On the day when Nikki Haley, South Carolina's governor, proclaimed it "a new day in South Carolina" and signed into law the removal of the Confederate battle flag from Statehouse grounds, one Democratic presidential candidate sought to clarify his stance on the flag's place in American history.

Jim Webb, the former senator and current presidential candidate, provided a nuanced answer to whether he was glad to see the flag gone during an interview with CBS Thursday.

"Well, I think it's long been due to come down," Webb said. "The Confederate battle flag was a battle flag; it assumed a lot of unfortunate racist and divisionist overtones during the civil-rights era."

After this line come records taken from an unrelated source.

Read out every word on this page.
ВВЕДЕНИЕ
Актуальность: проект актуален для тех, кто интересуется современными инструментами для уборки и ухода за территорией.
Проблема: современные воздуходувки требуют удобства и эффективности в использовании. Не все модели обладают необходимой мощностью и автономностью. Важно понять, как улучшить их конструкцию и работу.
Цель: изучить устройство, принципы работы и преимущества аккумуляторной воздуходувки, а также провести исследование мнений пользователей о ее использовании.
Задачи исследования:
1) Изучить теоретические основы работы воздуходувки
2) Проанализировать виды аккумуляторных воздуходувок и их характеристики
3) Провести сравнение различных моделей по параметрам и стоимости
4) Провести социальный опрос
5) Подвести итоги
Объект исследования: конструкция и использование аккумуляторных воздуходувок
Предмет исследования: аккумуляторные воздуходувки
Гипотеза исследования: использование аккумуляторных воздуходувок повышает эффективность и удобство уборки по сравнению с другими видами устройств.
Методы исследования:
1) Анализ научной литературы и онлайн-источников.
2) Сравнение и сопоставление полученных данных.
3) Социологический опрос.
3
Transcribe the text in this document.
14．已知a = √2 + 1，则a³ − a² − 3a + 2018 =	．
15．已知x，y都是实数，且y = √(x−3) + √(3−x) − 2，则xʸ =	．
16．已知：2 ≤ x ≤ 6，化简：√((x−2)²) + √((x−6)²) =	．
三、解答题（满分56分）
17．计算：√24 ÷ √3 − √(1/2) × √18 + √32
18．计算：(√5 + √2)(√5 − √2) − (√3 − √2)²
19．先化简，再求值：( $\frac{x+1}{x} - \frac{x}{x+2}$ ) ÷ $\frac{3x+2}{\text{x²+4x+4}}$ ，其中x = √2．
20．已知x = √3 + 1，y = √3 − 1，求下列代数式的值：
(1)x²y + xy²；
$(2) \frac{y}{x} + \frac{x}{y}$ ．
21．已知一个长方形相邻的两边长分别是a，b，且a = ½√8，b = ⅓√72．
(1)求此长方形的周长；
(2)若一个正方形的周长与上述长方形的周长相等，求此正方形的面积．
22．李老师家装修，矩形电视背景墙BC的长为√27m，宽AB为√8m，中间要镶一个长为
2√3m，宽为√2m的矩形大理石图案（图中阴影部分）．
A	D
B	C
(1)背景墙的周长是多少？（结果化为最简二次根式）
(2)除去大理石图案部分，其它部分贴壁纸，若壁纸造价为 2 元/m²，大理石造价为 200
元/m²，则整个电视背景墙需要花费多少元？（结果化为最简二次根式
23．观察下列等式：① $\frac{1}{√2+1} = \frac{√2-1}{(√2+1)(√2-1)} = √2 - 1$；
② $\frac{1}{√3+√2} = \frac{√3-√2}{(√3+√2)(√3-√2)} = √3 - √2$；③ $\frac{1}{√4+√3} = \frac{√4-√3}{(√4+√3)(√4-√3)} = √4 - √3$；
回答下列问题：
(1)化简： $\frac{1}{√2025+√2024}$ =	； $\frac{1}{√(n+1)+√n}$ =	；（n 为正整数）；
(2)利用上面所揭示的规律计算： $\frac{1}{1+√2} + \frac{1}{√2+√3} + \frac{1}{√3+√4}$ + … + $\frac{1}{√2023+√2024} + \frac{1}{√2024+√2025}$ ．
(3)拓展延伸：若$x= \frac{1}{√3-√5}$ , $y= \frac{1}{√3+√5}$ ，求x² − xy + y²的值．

He added that it was important, though, to remember the "very complicated decision" a young person being called to duty during the Civil War era had to make.

"I've been trying to reinforce that we need to remember two other parts of our history here," Webb said. "One is the complexity of the Civil War itself. Only 5 percent of whites in the South owned slaves. And only 25 percent of the whites in the South had anything to do economically, while at the same time there were four slave states that remained in the union during the Civil War — Missouri, Kentucky, Maryland and Delaware."

The contentious debate over the symbolism of the Confederate battle flag unexpectedly reached the floor of the U.S. House of Representatives on Thursday. Republican leaders abruptly nixed a scheduled vote that would have approved the flag to stand at cemeteries operated by the National Park Service.

The intensity of this latest push reached a fever pitch following the June 17 slaying of nine black parishioners at Emanuel African Methodist Church in Charleston, S.C. Shooting suspect Dylan Roof, who is white, is believed to have ties to white supremacist organizations and there are images of him on social media posing with the Confederate flag prior to the shooting.

Webb, a Marine who served in Vietnam and is former secretary of the Navy, is a descendant of Confederate officers. Following the church killings, Webb took to Facebook to defend the Confederacy and remind the public that many non-slaveholders fought for the South.

"But we should also remember that honorable Americans fought on both sides in the Civil War, including slaveholders in the Union Army," he said in that post.

In the CBS interview, his first with a national media outlet since he launched his candidacy through his website earlier this month, Webb said there's been a great sense of growth of unity in the South since the civil-rights era.